When an employee accepts work and receives wages therefor in a recognized regular employment, with the ordinary conditions of permanency, as here, there is no room for argument that he has not thereby established a present earning capacity equal to *300 such wages, whatever may be his physical condition. It is the intent of the quoted proviso that, while he is thus earning wages, they shall operate to reduce or eliminate the compensation award by way of a, sort of set-off against it, if they are sufficient in amount. MacDonald v. Great Lakes SteelCorp., supra.

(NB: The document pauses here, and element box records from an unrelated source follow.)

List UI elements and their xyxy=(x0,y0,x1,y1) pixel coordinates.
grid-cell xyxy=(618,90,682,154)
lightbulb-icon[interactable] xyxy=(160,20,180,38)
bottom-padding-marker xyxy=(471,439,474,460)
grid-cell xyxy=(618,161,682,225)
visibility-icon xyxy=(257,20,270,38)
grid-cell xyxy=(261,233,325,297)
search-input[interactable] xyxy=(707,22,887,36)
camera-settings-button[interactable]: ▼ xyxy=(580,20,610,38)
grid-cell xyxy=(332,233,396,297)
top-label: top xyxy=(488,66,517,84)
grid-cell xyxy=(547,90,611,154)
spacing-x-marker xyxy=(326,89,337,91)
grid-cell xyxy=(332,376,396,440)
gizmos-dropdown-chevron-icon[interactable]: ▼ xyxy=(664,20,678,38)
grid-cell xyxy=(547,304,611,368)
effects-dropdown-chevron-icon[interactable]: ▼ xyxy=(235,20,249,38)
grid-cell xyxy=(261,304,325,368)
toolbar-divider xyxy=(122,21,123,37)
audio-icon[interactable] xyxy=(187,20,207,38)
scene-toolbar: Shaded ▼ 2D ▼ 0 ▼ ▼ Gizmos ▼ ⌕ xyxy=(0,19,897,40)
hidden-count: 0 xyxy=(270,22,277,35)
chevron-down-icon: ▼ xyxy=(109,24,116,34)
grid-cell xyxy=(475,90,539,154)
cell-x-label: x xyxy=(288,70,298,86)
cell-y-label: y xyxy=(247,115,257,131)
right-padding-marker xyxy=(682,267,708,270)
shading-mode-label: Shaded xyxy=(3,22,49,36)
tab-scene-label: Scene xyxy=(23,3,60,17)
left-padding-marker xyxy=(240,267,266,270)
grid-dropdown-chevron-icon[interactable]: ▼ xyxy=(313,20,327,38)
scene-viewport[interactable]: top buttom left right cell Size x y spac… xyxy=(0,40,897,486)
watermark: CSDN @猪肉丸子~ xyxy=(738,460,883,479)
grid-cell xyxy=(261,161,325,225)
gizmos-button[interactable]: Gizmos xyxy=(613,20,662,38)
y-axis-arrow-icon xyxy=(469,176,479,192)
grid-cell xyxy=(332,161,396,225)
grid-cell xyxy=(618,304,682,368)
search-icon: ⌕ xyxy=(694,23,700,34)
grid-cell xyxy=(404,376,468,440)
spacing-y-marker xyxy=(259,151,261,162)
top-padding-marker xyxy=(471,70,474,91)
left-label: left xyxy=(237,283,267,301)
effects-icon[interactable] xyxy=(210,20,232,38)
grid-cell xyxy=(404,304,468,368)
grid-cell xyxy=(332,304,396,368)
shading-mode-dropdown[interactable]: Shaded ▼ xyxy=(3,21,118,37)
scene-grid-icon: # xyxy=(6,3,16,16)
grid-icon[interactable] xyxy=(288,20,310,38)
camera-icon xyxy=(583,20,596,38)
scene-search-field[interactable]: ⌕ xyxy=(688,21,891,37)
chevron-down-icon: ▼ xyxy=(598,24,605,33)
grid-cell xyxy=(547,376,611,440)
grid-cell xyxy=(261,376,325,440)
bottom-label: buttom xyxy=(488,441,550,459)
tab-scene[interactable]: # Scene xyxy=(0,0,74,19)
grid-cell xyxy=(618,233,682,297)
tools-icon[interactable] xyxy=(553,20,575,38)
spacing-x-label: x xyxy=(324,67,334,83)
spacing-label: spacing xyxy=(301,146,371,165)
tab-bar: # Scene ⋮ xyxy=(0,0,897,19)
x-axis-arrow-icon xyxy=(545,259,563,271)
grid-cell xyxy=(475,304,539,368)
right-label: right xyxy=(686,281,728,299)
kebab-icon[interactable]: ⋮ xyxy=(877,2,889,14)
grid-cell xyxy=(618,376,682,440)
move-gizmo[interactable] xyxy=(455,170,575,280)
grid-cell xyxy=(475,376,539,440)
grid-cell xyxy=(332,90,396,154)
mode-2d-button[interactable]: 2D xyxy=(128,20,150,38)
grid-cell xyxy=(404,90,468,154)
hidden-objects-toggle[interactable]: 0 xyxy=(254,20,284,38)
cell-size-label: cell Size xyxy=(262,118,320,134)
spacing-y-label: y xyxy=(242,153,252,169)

But when, after such reduction or stopping of compensation by reason of employment and not because of a recovery of physical capacity to work, the employee seeks to have compensation restored by reason of the fact that he has lost his employment, it would be grossly unjust to require him to make a showing of actual change of physical condition. Such a ruling would discourage attempts at rehabilitation by imposing an unfair hazard thereon. In MacDonald v. Great Lakes Steel Corp.,
In the case at bar, the fact that plaintiff is actually earning more money than his wages at the time of his injury, in a recognized employment, renders the proviso operative and entitles the employer to an award stopping compensation.
In order to administer the statute properly, it is apparent that the department of labor and industry should make specific, instead of formal, orders stopping or reducing compensation. Ordinarily such an *301 award is res judicata of the physical condition of the employee and compensation could not he resumed without a showing of change of physical condition. Consequently when the department reduces or stops compensation for the sole reason that the employee is engaged in a wage-earning employment and without reference to his physical condition, the reason for the award should be specifically stated in order that an undue and unjust burden is not cast upon the employee when his employment ceases.
Award set aside and cause remanded to the department for entry of award stopping compensation, in accordance with this opinion.
NORTH, WIEST, BUTZEL, BUSHNELL, SHARPE, POTTER, and CHANDLER, JJ., concurred.